Elizabeth Stine-Morrow

Abstract

The paradoxical nature of adult development is that it is marked by a decline in processing capacity but an increase in knowledge. A specialized formulation of increased knowledge that can occur throughout the lifespan is expertise. Because discourse processing is both a method of acquiring domain expertise and is facilitated by domain expertise, the nature of this interrelationship is central to successful aging. However, the processes through which expertise facilitates discourse processing are virtually unexplored within the cognitive aging literature. Four experiments investigating this issue are presented.

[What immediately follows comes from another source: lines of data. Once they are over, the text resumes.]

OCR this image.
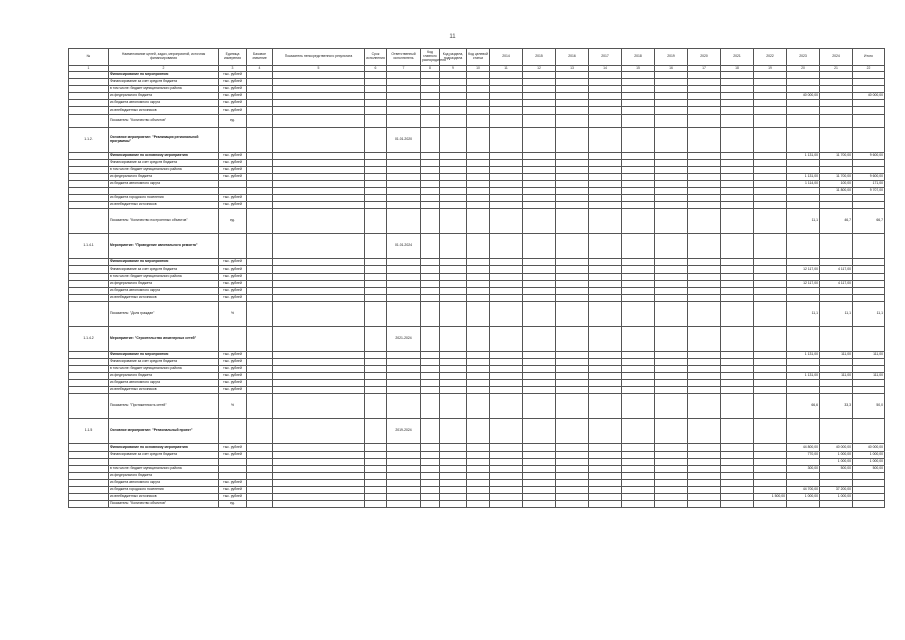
11
№	Наименование целей, задач, мероприятий, источник финансирования	Единица измерения	Базовое значение	Показатель непосредственного результата	Срок исполнения	Ответственный исполнитель	Код главного распорядителя	Код раздела, подраздела	Код целевой статьи	2014	2015	2016	2017	2018	2019	2020	2021	2022	2023	2024	Итого	
1	2	3	4	5	6	7	8	9	10	11	12	13	14	15	16	17	18	19	20	21	22	
	Финансирование по мероприятию	тыс. рублей																				
	Финансирование за счет средств бюджета	тыс. рублей																				
	в том числе: бюджет муниципального района	тыс. рублей																				
	из федерального бюджета	тыс. рублей																	40 000,00		40 000,00	
	из бюджета автономного округа	тыс. рублей																				
	из внебюджетных источников	тыс. рублей																				
	Показатель: "Количество объектов"	ед.																				
1.1.2.	Основное мероприятие: "Реализация региональной программы"					01.01.2020																
	Финансирование по основному мероприятию	тыс. рублей																	1 131,00	11 700,00	9 600,00	
	Финансирование за счет средств бюджета	тыс. рублей																				
	в том числе: бюджет муниципального района	тыс. рублей																				
	из федерального бюджета	тыс. рублей																	1 131,00	11 700,00	9 600,00	
	из бюджета автономного округа																		1 114,00	100,00	171,00	
																				11 800,00	9 707,00	
	из бюджета городского поселения	тыс. рублей																				
	из внебюджетных источников	тыс. рублей																				
	Показатель: "Количество построенных объектов"	ед.																	11,1	46,7	66,7	
1.1.4.1	Мероприятие: "Проведение капитального ремонта"					01.01.2024																
	Финансирование по мероприятию	тыс. рублей																				
	Финансирование за счет средств бюджета	тыс. рублей																	12 117,00	4 117,00		
	в том числе: бюджет муниципального района	тыс. рублей																				
	из федерального бюджета	тыс. рублей																	12 117,00	4 117,00		
	из бюджета автономного округа	тыс. рублей																				
	из внебюджетных источников	тыс. рублей																				
	Показатель: "Доля граждан"	%																	11,1	11,1	11,1	
1.1.4.2	Мероприятие: "Строительство инженерных сетей"					2021-2024																
	Финансирование по мероприятию	тыс. рублей																	1 131,00	111,00	111,00	
	Финансирование за счет средств бюджета	тыс. рублей																				
	в том числе: бюджет муниципального района	тыс. рублей																				
	из федерального бюджета	тыс. рублей																	1 131,00	111,00	111,00	
	из бюджета автономного округа	тыс. рублей																				
	из внебюджетных источников	тыс. рублей																				
	Показатель: "Протяженность сетей"	%																	66,6	33,3	50,0	
1.1.5	Основное мероприятие: "Региональный проект"					2019-2024																
	Финансирование по основному мероприятию	тыс. рублей																	44 800,00	40 000,00	40 000,00	
	Финансирование за счет средств бюджета	тыс. рублей																	770,00	1 000,00	1 000,00	
																				1 000,00	1 000,00	
	в том числе: бюджет муниципального района																		300,00	500,00	500,00	
	из федерального бюджета																					
	из бюджета автономного округа	тыс. рублей																				
	из бюджета городского поселения	тыс. рублей																	44 700,00	37 200,00		
	из внебюджетных источников	тыс. рублей																1 500,00	1 000,00	1 000,00		
	Показатель: "Количество объектов"	ед.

The first experiment investigated age differences in on-line reading strategies of readers with high and low recall using passages in which expertise was "induced" by giving "high-knowledge" subjects titles to passages that were otherwise incoherent. In Experiment 2, age differences in parsing mechanisms underlying discourse processing of high- and low-knowledge listeners were examined using speech segmentation methodology. Experiment 3 was conducted to examine age differences in the effects of task demands on the reading strategies of high- and low-knowledge adults. Lastly, in Experiment 4, age differences in discourse processing strategies were investigated in the real-world domain of cooking.